Champ d’intervention élargi
La somme affectée est la même, mais le champ d’intervention du Fonds est élargi. Il concerne les 28 Etats membres de l’Union et non plus 20 seulement. Son champ d’application inclut deux sous programmes opérationnels pour fournir une aide alimentaire et matérielle de base mais aussi pour des mesures d’inclusion sociale à destination des plus démunis.

Le Fonds d’aide aux plus démunis soutiendra les dons alimentaires et plus particulièrement la collecte, le transport et la distribution alimentaire et contribuera ainsi à la réduction du gaspillage.
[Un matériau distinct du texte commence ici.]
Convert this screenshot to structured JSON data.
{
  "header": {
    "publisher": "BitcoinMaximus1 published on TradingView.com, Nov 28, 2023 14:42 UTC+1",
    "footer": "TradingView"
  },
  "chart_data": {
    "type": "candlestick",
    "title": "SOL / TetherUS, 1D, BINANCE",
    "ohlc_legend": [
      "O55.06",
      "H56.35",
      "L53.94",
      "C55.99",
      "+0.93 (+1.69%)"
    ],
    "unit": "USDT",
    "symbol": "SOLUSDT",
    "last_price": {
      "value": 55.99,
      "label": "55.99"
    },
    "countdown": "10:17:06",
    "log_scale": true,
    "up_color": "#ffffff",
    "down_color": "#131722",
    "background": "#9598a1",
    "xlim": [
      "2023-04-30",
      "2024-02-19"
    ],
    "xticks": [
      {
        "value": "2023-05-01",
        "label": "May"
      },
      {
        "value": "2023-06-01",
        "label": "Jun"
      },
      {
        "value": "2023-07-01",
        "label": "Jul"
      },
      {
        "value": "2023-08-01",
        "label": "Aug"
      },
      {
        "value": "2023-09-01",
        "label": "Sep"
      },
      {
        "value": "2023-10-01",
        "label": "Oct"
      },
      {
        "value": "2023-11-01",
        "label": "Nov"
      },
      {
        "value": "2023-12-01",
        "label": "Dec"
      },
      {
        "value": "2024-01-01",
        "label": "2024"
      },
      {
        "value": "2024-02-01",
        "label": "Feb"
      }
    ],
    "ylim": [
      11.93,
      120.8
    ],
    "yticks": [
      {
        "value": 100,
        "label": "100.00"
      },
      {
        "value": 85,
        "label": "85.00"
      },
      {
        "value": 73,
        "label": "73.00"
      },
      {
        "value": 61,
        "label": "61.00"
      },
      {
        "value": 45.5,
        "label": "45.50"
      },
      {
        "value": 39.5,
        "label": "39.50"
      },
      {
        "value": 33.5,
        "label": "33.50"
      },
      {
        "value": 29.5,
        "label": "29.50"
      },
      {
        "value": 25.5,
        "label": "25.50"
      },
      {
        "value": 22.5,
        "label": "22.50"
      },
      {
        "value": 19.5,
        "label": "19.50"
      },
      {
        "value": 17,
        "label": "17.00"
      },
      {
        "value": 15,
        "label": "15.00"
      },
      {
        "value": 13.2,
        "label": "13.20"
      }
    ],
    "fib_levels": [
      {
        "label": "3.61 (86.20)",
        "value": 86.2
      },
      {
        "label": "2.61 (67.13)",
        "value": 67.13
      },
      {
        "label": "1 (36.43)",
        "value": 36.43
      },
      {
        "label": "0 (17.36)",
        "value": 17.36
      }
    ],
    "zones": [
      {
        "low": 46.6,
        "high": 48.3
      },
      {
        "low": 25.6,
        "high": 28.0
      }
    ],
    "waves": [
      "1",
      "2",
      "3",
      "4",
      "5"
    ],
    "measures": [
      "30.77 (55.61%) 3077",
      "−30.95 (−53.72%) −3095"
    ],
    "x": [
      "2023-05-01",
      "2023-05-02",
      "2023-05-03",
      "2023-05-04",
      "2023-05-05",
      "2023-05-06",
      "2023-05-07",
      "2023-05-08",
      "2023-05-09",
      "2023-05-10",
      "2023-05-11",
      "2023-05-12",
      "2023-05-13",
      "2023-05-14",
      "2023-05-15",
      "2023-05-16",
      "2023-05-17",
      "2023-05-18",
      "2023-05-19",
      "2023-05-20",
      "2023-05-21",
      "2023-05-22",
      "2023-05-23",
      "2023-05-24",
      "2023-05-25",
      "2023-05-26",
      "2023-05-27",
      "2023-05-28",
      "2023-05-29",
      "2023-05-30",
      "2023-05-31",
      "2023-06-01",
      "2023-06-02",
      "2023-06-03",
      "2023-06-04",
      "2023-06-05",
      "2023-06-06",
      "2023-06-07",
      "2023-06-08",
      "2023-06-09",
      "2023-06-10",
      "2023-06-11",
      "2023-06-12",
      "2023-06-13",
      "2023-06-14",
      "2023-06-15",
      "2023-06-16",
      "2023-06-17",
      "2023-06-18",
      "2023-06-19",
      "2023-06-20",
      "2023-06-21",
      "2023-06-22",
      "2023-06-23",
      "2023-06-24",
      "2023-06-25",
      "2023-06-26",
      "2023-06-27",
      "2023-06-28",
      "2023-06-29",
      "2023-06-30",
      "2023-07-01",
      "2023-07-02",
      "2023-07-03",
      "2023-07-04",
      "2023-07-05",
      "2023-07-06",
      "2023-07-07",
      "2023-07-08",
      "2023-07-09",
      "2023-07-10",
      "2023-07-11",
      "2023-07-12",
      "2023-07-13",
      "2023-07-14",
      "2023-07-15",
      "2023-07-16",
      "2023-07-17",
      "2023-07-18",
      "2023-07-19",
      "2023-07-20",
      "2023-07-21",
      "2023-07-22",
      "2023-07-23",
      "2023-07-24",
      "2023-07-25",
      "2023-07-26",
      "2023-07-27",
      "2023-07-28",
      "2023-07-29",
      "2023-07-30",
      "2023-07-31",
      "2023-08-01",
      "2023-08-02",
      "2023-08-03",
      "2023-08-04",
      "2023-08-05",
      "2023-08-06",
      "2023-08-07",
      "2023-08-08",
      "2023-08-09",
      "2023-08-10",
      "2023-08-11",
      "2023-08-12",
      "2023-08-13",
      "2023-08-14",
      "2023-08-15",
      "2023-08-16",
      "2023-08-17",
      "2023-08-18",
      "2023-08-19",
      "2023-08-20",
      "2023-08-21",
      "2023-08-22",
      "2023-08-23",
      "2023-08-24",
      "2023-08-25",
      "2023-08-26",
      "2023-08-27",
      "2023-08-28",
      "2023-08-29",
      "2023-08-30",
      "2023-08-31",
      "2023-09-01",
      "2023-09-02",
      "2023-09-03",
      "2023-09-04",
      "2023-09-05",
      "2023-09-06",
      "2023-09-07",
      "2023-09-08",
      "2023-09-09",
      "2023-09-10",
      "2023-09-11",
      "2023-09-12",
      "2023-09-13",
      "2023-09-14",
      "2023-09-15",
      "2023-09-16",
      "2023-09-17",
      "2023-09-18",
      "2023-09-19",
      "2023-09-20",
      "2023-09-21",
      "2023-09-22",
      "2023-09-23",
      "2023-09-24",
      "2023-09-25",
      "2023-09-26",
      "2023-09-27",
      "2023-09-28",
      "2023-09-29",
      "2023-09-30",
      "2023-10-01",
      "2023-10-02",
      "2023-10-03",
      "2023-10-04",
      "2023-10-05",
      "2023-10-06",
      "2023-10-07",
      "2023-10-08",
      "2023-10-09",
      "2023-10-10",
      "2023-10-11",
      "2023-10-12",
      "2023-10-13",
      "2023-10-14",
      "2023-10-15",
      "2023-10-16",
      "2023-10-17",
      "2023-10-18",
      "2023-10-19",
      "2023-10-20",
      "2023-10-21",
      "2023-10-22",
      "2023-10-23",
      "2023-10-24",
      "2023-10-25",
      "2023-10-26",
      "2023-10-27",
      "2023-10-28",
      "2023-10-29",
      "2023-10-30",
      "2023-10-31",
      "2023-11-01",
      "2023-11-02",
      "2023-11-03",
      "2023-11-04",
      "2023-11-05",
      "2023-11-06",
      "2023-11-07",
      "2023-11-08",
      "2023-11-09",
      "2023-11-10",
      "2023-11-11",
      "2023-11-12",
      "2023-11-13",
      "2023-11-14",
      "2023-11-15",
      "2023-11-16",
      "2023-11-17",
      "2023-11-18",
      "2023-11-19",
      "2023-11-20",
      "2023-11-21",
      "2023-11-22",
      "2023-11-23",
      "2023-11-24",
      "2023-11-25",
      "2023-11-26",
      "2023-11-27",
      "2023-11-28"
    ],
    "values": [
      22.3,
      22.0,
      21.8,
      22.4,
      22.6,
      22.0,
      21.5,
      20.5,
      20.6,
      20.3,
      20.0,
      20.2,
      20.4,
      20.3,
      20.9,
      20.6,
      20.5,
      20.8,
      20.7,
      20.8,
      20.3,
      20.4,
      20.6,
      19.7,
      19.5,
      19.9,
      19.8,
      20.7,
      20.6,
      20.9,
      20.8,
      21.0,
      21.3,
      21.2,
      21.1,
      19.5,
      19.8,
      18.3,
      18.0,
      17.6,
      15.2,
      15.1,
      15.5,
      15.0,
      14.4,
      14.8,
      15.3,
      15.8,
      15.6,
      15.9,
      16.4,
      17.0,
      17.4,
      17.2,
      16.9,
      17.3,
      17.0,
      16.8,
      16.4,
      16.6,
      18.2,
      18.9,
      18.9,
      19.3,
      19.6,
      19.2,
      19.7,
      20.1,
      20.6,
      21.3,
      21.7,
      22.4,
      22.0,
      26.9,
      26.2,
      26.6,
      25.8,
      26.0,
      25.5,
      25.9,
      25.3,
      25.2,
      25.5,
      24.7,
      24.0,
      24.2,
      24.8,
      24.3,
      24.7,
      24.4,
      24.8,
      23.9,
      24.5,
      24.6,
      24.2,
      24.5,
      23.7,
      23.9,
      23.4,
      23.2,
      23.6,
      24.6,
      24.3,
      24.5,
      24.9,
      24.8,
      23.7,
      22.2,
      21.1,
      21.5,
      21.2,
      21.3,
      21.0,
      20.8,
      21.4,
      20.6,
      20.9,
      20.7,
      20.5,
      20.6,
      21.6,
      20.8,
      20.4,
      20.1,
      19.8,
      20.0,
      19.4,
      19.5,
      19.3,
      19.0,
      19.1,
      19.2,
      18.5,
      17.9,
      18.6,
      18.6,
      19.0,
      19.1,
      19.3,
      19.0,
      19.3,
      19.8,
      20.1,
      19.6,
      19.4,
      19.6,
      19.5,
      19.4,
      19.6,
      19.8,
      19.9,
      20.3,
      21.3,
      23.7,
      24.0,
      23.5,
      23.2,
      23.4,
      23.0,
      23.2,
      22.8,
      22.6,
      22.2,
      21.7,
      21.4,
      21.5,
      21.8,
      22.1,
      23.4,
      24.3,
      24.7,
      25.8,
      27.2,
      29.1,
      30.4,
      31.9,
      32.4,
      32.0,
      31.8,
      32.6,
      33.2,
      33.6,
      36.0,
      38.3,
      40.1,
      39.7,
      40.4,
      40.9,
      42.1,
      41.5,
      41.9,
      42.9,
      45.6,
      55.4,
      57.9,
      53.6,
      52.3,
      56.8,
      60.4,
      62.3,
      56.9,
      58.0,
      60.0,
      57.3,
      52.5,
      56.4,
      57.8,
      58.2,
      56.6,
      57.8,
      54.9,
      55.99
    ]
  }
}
Il appuiera également les initiatives contribuant à une alimentation équilibrée.

Un élément inquiète les associations françaises : l’obligation de gratuité des dons, alors que la France est attachée à une participation symbolique des bénéficiaires, ainsi que l’explique Guillaume Bapst, directeur de l’Association nationale de développement des épiceries sociales et solidaires (ANDES)  .

Le texte doit encore être approuvé par le Conseil et le Parlement par un vote en plénière en février 2014.Toutefois, l’accord prévoit des mesures de transition permettant au Fonds d’être pleinement opérationnel dès le 1er janvier 2014. En outre, des dispositions ont permis d’assurer la continuité des programmes depuis le 1er décembre.